What is Machine Learning?

As of 2020, we’re all pretty familiar with the idea of robots – physical and virtual – designed to make our lives easier. These robots are typically pre-programmed to follow set scripts in order to carry out specific tasks.

But do you know what happens when computer systems start to not only execute pre-set programs but actually absorb information and starting becoming smarter by themselves? That’s called machine learning.

But does “machine learning” really mean that these machines are… learning?

Well yes, sort of. Although we use the term “learning” for this type of computing, it’s not about machines becoming smarter in a cognitive sense. This learning is actually based on the processing of data and identifying patterns that may predict future scenarios – but these predictions will only ever be as good as the data that is being analyzed. As such, it doesn’t necessarily mean the computer will help people make better decisions.

What about Artificial Intelligence? Isn’t it the same thing?
Not really, while similar there are some key differences between artificial intelligence and machine learning. When machine learning first was designed, it was considered to be a stepping stone on the journey towards Artificial Intelligence (AI).

However, as AI developed, it became gradually clear that they were two distinct strands of technology. Traditional machine learning was dependent on having enough (and accurate) data available to draw statistical conclusions from it, whereas AI was about emulating the logical decision-making of a human being. This is why the field of machine learning changed to focus on problem-solving using different statistics.

In other words, Machine learning is actually an application of artificial intelligence (AI) that provides systems the ability to automatically learn and improve from their experience without being explicitly programmed. Machine learning focuses on the development of computer programs that can access data and use it to learn for themselves.

A few examples of machine learning

Machine learning algorithms are often categorized as supervised or unsupervised.

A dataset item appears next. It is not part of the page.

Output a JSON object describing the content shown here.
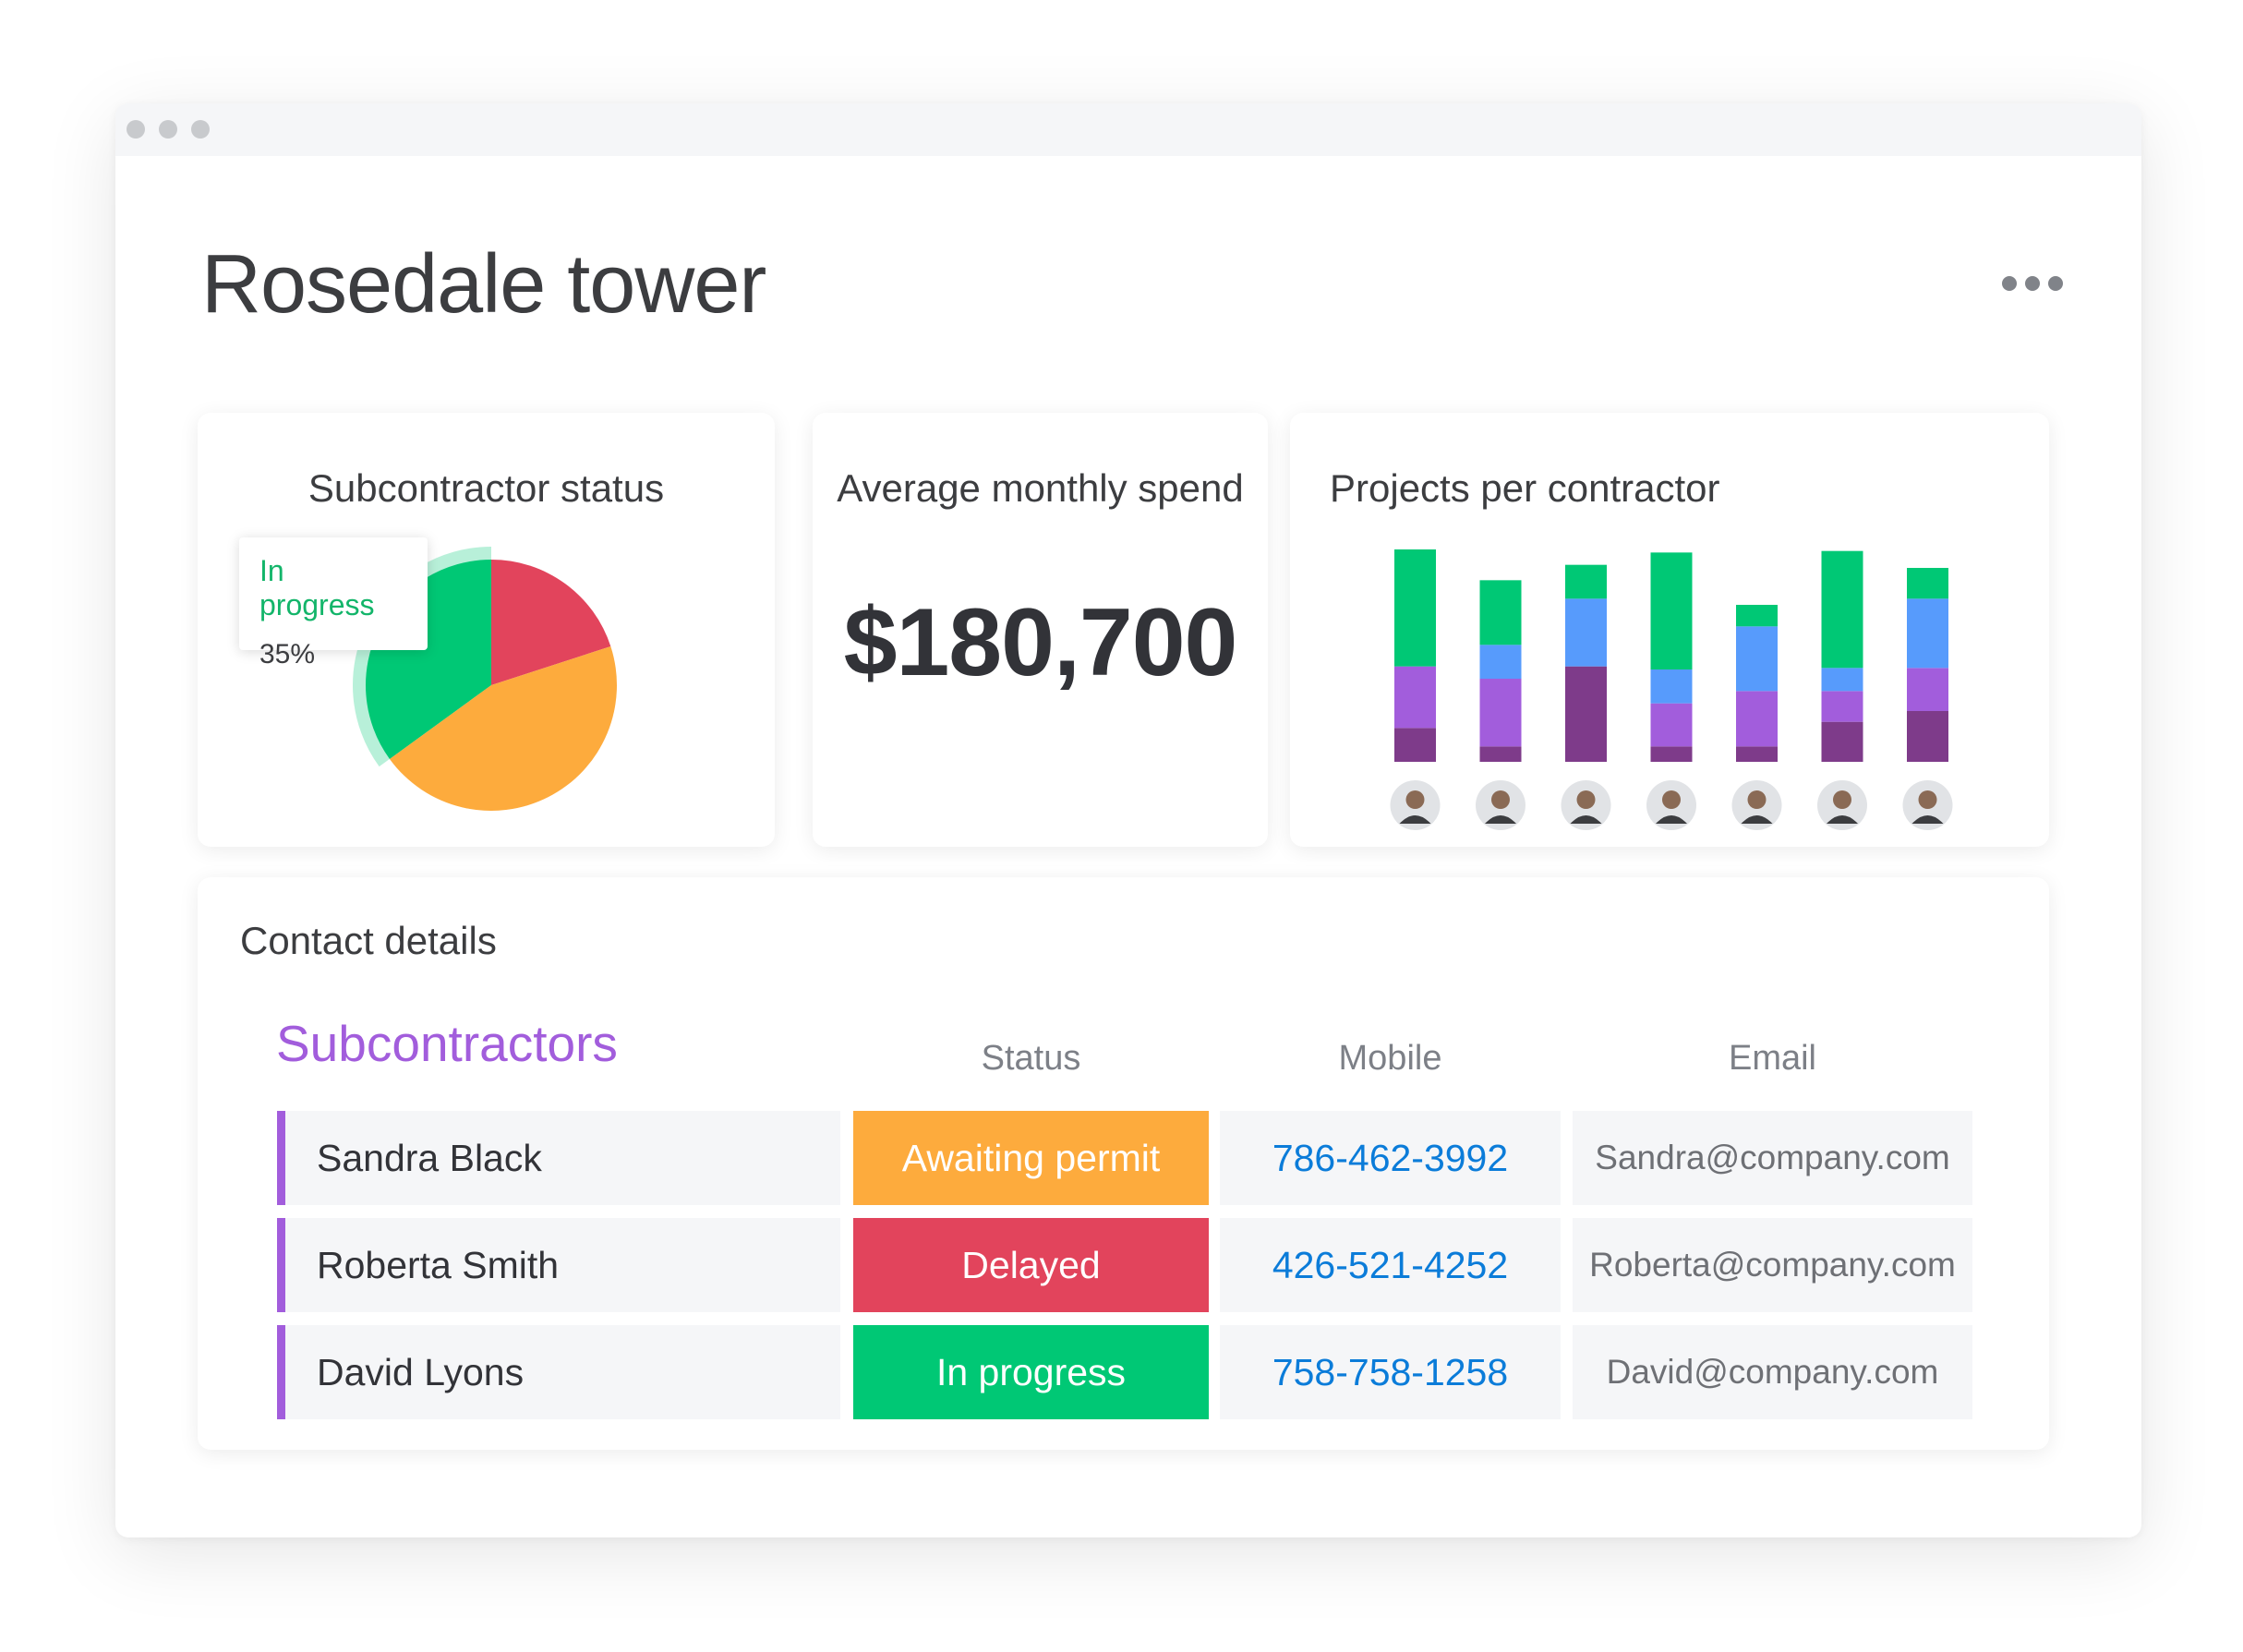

Supervised machine learning algorithms can apply what has been learned in the past to new data using labeled examples to predict future events. They start by analyzing a training dataset, after which the learning algorithm produces an inferred function to make predictions about the output values. The system is able to provide targets for any new input after sufficient training. The learning algorithm can also compare its output with the correct, intended output and find errors in order to modify the model accordingly.

On the other hand, unsupervised machine learning algorithms are a bit different because these are used when the information used to train is neither classified nor labeled. Unsupervised learning studies how systems can infer a function to describe a hidden structure from unlabeled data. The system doesn’t figure out the right output, but it explores the data and can draw inferences from datasets to describe hidden structures from unlabeled data.

There’s also a third type of ML called “semi-supervised machine learning”, whose algorithms fall somewhere in between supervised and unsupervised learning since they use both labeled and unlabeled data for training. These typically use a rather small amount of labeled data and a large amount of unlabeled data. The systems that use this method are able to considerably improve learning accuracy. Often semi-supervised learning is chosen when the acquired labeled data requires skilled and relevant resources in order to train it or learn from it. Otherwise, acquiring unlabeled data generally doesn’t require additional resources.

And finally, the fourth and final type of machine learning is called “reinforcement machine learning”. This uses algorithms that interact with the environment and produce actions and discover errors or even rewards. In other words, a reinforcement algorithm learns by trial and error to achieve a clear objective. It tries out lots of different things and is rewarded or penalized depending on whether its behaviors help or hinder it from reaching its objective. This method allows machines and software agents to automatically determine the ideal behavior within a specific context in order to maximize its performance. Simple feedback is required for the agent to learn which action is best. It’s quite a complex type of machine learning, but if developed and used properly, it can be extremely useful for large businesses.

How can machine learning be beneficial for us?

Well for beginners, it can take over risky jobs, such as bomb defusals/disposals done by robots. Right now, most of these robots require a human to control them. But as machine learning technology improves in the future, these tasks would be done completely by robots with AI. This technology alone has already saved thousands of lives.

It can even help the elderly, as for many seniors, everyday tasks can be a struggle. Many have to hire outside help or rely on family members. But a robot that can do most of these chores, and automatically improve itself day by day can be amazing.
It can also be extremely helpful for healthcare. Hospitals may soon put your wellbeing in the hands of an AI, and that’s good news. Hospitals that utilize machine learning to aid in treating patients see fewer accidents and fewer cases of hospital-related illnesses, like sepsis. AI is also tackling some of medicine’s most intractable problems, such as allowing researchers to better understand genetic diseases through the use of predictive models.

Closing thoughts

As you can see, there are many, many advantages of ML, and if used correctly, it could even be life-changing for millions of people. Currently, the most promising approach to artificial intelligence is the use of applied machine learning. Rather than trying to encode machines with everything they need to know upfront (which is impossible), we want to enable them to learn, and then to learn how to learn.